Founded as a commuter school that once attracted primarily white businessmen, Georgia State University in recent years has reimagined its mission to become “one of the South’s more innovative engines of social mobility,” according to the New York Times. In the last five years, the Atlanta-based institution has awarded more bachelor’s degrees to African-Americans than any other nonprofit U.S. college or university, despite its location in a state with one of the worst high school graduation rates for African-American males.
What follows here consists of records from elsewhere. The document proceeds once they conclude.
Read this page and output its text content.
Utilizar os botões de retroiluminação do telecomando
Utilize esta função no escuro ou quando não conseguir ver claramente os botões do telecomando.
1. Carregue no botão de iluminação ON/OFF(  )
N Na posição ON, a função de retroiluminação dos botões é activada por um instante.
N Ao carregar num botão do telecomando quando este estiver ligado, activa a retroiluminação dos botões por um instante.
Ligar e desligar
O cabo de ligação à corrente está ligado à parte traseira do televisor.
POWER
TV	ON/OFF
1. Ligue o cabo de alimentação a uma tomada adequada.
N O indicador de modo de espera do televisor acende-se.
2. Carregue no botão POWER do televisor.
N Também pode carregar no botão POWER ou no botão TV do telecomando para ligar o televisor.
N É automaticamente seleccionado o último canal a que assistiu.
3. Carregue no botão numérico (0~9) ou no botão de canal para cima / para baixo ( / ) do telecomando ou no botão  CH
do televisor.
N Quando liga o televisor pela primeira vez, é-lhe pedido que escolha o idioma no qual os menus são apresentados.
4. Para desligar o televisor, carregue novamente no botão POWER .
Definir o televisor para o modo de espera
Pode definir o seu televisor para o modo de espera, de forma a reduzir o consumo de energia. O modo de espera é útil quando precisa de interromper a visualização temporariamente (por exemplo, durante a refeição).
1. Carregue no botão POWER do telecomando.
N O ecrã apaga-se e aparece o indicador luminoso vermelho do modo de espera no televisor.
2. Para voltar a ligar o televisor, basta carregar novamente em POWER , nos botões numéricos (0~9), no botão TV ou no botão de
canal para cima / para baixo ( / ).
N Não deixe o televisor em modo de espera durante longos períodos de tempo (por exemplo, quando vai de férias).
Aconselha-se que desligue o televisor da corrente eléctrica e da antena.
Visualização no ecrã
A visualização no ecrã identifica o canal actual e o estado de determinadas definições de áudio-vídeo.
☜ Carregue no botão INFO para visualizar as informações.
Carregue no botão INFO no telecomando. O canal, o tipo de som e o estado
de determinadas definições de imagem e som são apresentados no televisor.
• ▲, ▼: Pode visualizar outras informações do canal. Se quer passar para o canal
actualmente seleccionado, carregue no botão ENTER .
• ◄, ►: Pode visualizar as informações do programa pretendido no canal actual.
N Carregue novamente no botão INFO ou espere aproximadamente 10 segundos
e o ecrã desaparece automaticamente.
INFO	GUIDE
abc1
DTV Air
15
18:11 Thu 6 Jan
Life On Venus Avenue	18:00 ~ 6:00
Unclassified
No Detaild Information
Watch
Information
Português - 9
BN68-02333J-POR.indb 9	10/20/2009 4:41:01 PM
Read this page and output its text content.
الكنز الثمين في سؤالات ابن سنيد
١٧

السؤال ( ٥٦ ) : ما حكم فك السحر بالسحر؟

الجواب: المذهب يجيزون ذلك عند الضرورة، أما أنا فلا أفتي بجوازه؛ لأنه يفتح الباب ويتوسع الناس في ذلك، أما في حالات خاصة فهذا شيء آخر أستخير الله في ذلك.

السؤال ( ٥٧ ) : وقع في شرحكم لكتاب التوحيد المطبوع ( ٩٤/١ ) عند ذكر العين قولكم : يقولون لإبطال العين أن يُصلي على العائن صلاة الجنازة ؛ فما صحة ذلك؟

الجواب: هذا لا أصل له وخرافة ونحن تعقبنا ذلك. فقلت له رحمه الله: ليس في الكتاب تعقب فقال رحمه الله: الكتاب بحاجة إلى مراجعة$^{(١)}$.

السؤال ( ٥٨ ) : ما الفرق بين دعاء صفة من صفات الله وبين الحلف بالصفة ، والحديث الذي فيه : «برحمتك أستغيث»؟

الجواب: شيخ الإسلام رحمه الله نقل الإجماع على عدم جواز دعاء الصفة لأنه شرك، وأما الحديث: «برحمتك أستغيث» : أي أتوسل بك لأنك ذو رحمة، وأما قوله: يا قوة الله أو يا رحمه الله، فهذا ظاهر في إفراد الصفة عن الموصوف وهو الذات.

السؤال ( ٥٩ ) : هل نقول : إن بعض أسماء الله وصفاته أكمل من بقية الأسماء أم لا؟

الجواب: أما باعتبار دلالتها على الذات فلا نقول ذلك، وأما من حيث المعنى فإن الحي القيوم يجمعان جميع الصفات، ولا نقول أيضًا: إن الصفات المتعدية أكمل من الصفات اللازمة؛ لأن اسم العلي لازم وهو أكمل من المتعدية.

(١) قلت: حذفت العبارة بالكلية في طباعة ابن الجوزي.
Georgia State was kept segregated by race until the 1960s, but now “is serving as an inspiration” for the same Historically Black Colleges and Universities that arose when Georgia’s public institutions shunned Black students pursuing post-secondary education. Noting that Georgia State a decade ago “lacked an identity,” Mark P. Becker, university president, and Timothy M. Renick, a former professor who now serves as senior vice president for student success, say the institution has made an effort to retain low-income students, instead of just enrolling them.

Among its efforts, Georgia State has introduced initiatives like a seven-week program that offered advising and tutoring for students that might not necessarily have the same support system at home that wealthier students would have. It also provides small micro-grants to students facing unpaid fees that could potentially derail their progress. The university takes a data-driven approach to student success, tracking more than 40,000 undergraduates daily to flag and address potential academic issues.

“We really became comfortable with saying we’re not about being the next University of Georgia or Chapel Hill,” Renick told the Times. Instead of chasing those schools’ applicant pools, Georgia State decided to “find new ways to support the students who we do enroll, and who come to us in great numbers.” With this change, the university raised its graduation rate to 54 percent in 2017 from 32 percent in 2003.

Obie Clayton, a sociologist at Clark Atlanta University, a Historically Black College, told the Times that his institution has adopted several of Georgia State’s approaches to undergraduate support. “I think everyone in higher education is paying attention,” he said.